Se il mio scrivere fosse stato un interesse nel far successo avrei scritto “favole” ed invece il mio solo bisogno è sempre stato quello di esprimere il mio essere ogni mio stato d’animo ogni mia idea o pensiero ogni emozione e sentimento: spogliare l’anima, nuda, libera, nelle sue prigioni interiori.
Certa gente dovrebbe andare a giocare sui binari di un treno in corsa al posto di giocare con i sentimenti altrui.
Si scappi dalla mia profonda solitudine, ché il timore è che appesti chi mi posa una mano addosso, e si rifugga la mia poesia che porta ogni mia cellula a sanguinare, ed i rivoli fluiscano sotto ai piedi ed inondino i passi di chi s’avvicina. Scappo da chi mi allontana, ché il suo terrore non fa parte dei miei erotici giochi e da nessun dito mi farei tracciare iniziali sulla pelle, ma resterei firma anonima per anonimi occhi che s’apprestano, maldestri, a leggere testi incomprensibili.

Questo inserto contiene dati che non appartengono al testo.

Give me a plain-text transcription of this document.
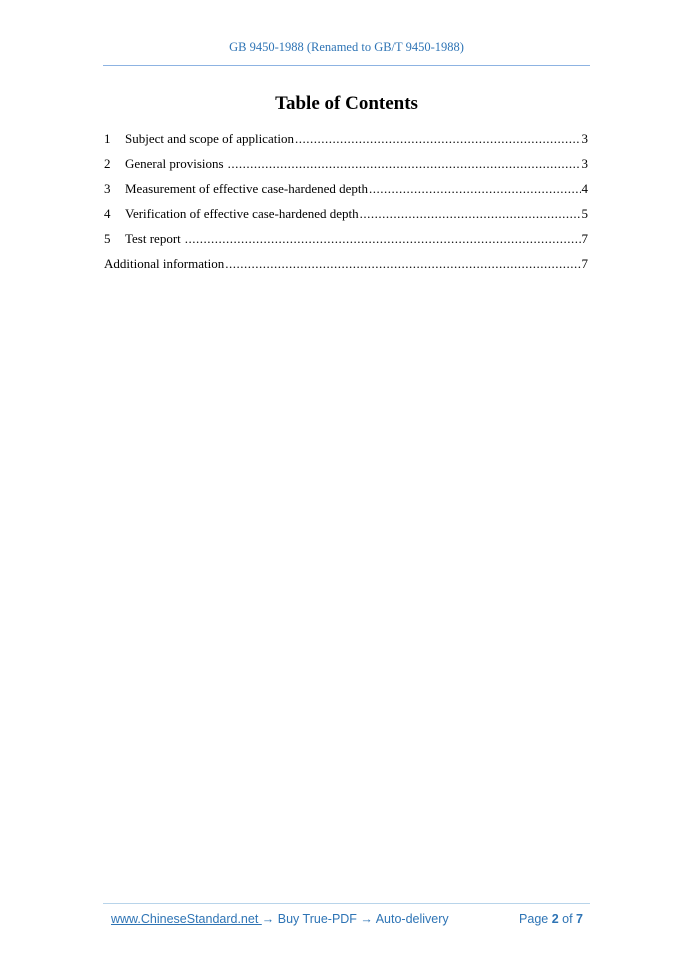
GB 9450-1988 (Renamed to GB/T 9450-1988)
Table of Contents
1	Subject and scope of application .....	3
2	General provisions .....	3
3	Measurement of effective case-hardened depth .....	4
4	Verification of effective case-hardened depth .....	5
5	Test report .....	7
Additional information .....	7
www.ChineseStandard.net → Buy True-PDF → Auto-delivery	Page 2 of 7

Diciamo che non è vero, ma infondo tutti aspettiamo e speriamo in un messaggio, una visita, un ripensamento, che qualcuno si renda conto di aver commesso un mucchio di cazzate, che ci dicano che siamo le persone più importanti dell’universo. Tutti speriamo in qualcosa. E non lo so mica quanto ci faccia bene!
Arriva un momento in cui più che voglia di felicità, si desidera un po’ di tranquillità.
Perché la ferita più grande per un cuore innamorato è assistere con furiosamente serena rassegnazione alla prova evidente che la sua felicità ha un nome diverso dal tuo… un nome che sa tanto di bugia.